Question

How do we do quantification using stringtie merge option for all the merged samples generated.

0

Entering edit mode

7 months ago

Varsha • 0

stringtie -e -B -G /mnt/Data/VARSHA/COMBINED/ANNOTATION_FILES/ANNOTATION_FILE_MERGED/lncipediahg38_renamed.gtf /mnt/Data/VARSHA/COMBINED/SAMPLES/MERGED_STRINGTIE/samples_merged.gtf -p 32 -A gene_abundance.tsv -o sample_quantified.gtf

I have run the above command but I am getting the following error. how do I fix it?

WARNING: no reference transcripts were found for the genomic sequences where reads were mapped!

Please make sure the -G annotation file uses the same naming convention for the genome sequences.##

Also i got TPM values as 0.0 for all the samples. what does that signify?

stringtie quantification • 696 views

ADD COMMENT • link 7 months ago by Varsha • 0

1

Entering edit mode

I ask the same I always ask when people use stringtie for human data. Do you really need a transcript assembly or do you just want gene counts? If the latter then just use something like salmon for quantification of fastq files and skip stringtie which is both unnecessary and overly complicated for this purpose.

ADD REPLY • link 7 months ago by ATpoint 86k

score 1 · Answer 1 · 2024-05-23

If you are asking StringTie to estimate expression, then you need to provide it with BAM or CRAM files of the original reads, not a stringtie assembled GTF. Instead, provide the GTF output from stringtie merge to -G, and the BAM files from which the GTF was assembled as the input.

However.... StringTie not regarded as a particularly good way to quantify expression. It does a pretty good job of its primary purpose - assembling novel isofrom structures from reads, but not a particularly good job of quantifying the expression of those isoforms. I would only quantify with StringTie if you have a really good reason to be using it for quantification.
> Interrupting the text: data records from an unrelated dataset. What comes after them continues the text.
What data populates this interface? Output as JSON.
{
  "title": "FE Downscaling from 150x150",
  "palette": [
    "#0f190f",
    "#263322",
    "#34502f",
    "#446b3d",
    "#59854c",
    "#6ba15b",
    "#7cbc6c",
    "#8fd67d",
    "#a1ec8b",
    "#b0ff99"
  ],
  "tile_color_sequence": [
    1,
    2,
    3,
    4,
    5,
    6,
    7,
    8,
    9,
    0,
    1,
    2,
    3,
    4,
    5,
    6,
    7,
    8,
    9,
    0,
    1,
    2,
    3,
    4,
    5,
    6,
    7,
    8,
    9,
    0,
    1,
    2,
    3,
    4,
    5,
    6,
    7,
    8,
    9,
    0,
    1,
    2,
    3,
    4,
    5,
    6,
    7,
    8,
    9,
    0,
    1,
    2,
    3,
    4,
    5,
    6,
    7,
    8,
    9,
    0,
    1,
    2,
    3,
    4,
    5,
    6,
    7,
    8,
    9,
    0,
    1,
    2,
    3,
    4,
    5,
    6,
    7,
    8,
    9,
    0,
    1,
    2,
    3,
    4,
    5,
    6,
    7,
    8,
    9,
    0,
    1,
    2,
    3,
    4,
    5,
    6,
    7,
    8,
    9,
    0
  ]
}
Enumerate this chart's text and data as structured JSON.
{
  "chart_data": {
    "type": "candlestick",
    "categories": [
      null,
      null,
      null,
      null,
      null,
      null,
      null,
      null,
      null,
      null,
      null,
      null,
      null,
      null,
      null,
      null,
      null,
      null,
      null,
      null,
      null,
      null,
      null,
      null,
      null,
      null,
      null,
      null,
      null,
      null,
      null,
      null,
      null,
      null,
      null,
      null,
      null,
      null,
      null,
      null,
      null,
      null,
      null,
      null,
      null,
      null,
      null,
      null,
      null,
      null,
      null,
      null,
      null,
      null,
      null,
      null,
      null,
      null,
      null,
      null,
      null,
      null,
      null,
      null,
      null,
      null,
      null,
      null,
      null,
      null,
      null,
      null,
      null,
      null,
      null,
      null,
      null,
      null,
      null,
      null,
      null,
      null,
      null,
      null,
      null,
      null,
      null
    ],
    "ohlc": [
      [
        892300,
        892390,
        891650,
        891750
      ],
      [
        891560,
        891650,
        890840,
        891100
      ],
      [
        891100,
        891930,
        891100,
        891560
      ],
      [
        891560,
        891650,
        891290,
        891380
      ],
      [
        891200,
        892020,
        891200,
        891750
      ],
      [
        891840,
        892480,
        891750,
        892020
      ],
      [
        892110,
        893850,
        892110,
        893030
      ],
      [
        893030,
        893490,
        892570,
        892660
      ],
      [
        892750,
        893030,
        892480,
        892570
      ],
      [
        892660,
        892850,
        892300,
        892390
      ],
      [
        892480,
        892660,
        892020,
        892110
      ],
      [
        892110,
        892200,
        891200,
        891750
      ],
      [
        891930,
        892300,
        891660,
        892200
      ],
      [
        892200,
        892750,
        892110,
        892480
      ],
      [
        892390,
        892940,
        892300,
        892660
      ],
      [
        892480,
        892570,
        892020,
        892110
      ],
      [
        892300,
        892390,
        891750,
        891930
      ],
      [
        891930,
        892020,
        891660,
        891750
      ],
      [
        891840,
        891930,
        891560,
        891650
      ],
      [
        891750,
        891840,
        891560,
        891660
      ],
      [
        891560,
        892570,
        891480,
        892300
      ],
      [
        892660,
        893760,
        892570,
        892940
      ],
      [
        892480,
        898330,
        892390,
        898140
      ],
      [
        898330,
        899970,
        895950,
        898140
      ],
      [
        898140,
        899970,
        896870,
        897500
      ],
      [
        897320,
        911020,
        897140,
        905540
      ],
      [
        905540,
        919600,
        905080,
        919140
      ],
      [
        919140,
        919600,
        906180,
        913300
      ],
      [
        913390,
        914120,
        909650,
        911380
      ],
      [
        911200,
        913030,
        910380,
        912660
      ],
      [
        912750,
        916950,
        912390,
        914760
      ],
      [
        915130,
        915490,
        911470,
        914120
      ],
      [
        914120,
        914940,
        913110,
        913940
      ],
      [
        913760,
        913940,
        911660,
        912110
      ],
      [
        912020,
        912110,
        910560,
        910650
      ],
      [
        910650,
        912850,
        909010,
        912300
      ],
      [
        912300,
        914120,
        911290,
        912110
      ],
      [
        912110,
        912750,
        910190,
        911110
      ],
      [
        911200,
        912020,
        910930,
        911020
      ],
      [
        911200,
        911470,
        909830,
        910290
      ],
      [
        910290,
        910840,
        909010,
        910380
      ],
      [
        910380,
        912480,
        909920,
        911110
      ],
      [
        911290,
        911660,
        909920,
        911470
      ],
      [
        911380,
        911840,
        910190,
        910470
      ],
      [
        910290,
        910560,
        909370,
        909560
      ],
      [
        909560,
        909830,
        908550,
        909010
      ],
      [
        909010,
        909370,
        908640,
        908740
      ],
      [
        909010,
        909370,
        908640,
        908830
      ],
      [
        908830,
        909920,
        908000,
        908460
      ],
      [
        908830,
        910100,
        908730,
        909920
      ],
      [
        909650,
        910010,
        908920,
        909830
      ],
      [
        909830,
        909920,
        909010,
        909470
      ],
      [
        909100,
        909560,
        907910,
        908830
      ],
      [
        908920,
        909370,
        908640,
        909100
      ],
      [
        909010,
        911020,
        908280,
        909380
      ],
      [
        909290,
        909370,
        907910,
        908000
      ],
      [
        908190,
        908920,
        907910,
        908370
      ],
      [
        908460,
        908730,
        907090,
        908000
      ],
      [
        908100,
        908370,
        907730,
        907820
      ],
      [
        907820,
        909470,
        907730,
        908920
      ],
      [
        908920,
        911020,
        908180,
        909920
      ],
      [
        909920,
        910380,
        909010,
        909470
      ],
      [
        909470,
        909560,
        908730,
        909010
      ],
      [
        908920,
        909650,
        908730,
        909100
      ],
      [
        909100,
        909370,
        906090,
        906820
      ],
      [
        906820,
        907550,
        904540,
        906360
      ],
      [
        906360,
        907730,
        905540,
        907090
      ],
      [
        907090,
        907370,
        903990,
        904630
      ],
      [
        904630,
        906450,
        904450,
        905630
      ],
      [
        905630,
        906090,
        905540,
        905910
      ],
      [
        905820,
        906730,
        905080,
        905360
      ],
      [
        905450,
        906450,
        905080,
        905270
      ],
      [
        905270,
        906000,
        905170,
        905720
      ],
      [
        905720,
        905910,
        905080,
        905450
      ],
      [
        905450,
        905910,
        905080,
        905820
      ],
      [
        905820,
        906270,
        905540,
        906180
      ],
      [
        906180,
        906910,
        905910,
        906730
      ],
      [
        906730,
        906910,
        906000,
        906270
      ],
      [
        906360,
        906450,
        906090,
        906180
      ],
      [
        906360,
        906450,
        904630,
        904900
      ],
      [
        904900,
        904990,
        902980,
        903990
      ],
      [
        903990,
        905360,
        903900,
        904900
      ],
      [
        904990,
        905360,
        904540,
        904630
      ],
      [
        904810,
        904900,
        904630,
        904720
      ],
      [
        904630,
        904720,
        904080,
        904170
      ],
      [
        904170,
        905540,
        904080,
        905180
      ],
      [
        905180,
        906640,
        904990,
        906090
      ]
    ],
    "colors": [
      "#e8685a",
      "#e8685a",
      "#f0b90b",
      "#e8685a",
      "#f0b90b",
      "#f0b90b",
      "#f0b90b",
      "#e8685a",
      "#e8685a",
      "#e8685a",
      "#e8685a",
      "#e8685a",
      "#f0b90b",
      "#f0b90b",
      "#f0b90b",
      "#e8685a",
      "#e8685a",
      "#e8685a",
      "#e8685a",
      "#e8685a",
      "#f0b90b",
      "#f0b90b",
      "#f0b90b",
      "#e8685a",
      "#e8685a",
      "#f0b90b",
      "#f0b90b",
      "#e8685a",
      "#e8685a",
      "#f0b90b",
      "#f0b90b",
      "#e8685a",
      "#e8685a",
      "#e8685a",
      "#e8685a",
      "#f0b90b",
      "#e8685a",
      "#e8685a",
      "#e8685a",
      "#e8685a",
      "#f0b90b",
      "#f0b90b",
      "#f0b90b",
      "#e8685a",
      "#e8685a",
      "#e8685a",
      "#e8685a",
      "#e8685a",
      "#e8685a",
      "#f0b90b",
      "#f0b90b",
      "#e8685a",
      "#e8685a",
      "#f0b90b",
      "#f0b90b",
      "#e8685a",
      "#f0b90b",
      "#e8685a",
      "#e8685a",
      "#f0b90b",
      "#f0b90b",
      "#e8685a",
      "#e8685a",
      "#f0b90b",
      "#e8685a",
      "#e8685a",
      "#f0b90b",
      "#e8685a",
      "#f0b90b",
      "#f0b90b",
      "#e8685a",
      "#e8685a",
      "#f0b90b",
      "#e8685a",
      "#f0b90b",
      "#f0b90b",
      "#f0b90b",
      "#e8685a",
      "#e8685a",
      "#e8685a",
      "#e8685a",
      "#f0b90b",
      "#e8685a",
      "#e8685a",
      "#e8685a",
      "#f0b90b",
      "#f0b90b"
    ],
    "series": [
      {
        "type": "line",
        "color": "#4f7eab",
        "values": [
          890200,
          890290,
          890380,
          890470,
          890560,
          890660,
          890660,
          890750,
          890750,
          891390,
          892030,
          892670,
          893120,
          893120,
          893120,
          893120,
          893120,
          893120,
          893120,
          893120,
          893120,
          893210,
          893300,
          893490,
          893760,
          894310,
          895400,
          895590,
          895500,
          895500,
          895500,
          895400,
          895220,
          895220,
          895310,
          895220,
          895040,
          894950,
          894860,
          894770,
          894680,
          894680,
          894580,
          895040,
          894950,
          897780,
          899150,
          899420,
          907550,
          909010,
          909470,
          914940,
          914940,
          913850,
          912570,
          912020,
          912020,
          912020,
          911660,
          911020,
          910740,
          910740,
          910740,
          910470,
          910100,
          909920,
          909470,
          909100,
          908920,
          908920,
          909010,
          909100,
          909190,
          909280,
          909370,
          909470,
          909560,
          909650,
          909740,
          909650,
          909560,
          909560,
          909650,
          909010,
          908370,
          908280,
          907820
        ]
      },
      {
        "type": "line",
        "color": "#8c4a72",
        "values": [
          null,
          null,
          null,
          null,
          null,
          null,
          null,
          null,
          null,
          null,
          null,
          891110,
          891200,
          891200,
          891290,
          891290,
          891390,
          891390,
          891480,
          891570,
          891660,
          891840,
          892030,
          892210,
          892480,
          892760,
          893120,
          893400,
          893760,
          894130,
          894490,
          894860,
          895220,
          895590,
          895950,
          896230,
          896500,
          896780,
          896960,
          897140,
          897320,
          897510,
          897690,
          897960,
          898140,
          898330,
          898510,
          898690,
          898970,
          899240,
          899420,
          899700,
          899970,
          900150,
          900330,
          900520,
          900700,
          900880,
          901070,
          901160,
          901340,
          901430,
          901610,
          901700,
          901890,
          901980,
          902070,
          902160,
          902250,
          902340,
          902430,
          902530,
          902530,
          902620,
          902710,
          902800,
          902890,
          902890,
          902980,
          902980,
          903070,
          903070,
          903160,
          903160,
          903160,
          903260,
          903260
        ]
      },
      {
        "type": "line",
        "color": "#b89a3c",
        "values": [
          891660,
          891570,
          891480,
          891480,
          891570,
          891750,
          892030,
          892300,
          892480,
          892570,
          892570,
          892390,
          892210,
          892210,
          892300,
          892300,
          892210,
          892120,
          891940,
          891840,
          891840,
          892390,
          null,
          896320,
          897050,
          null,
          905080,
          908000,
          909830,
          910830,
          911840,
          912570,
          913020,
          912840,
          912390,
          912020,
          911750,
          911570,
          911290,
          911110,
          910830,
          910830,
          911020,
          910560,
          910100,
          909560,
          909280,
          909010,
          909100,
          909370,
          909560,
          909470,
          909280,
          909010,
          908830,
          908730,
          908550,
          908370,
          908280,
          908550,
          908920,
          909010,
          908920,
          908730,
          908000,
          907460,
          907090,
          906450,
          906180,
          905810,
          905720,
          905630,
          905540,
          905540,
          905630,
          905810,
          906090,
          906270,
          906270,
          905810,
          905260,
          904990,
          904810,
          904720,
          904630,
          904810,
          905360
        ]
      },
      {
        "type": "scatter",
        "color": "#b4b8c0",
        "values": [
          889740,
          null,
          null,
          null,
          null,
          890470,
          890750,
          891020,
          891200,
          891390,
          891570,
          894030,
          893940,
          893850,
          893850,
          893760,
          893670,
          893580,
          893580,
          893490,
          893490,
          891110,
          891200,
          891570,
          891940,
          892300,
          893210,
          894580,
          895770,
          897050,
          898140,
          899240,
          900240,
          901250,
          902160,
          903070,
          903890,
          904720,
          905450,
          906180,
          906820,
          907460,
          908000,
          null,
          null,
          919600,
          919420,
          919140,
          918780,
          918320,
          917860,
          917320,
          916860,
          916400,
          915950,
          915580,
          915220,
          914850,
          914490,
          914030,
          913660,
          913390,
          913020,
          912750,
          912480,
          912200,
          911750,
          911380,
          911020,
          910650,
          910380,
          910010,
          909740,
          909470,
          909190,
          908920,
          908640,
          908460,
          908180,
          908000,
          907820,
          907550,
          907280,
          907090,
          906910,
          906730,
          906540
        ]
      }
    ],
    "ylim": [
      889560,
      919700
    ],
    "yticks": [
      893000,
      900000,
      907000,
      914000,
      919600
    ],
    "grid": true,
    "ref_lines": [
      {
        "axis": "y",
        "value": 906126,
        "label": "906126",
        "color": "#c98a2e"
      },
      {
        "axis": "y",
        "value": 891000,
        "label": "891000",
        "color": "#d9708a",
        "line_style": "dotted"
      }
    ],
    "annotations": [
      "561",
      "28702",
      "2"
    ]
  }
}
If you are using human, then the reference transcript assembly is usually good enough for most purposes. In this case just use the standard reference annotation, and quantify with something like Salmon or RSEM.

If you have a reason to want to assemble novel isofrom strucutres (and such reasons do exist), then I would create the transcript assembly using StringTie/StringTie merge, and then quantify that novel assembly using something like Salmon or RSEM.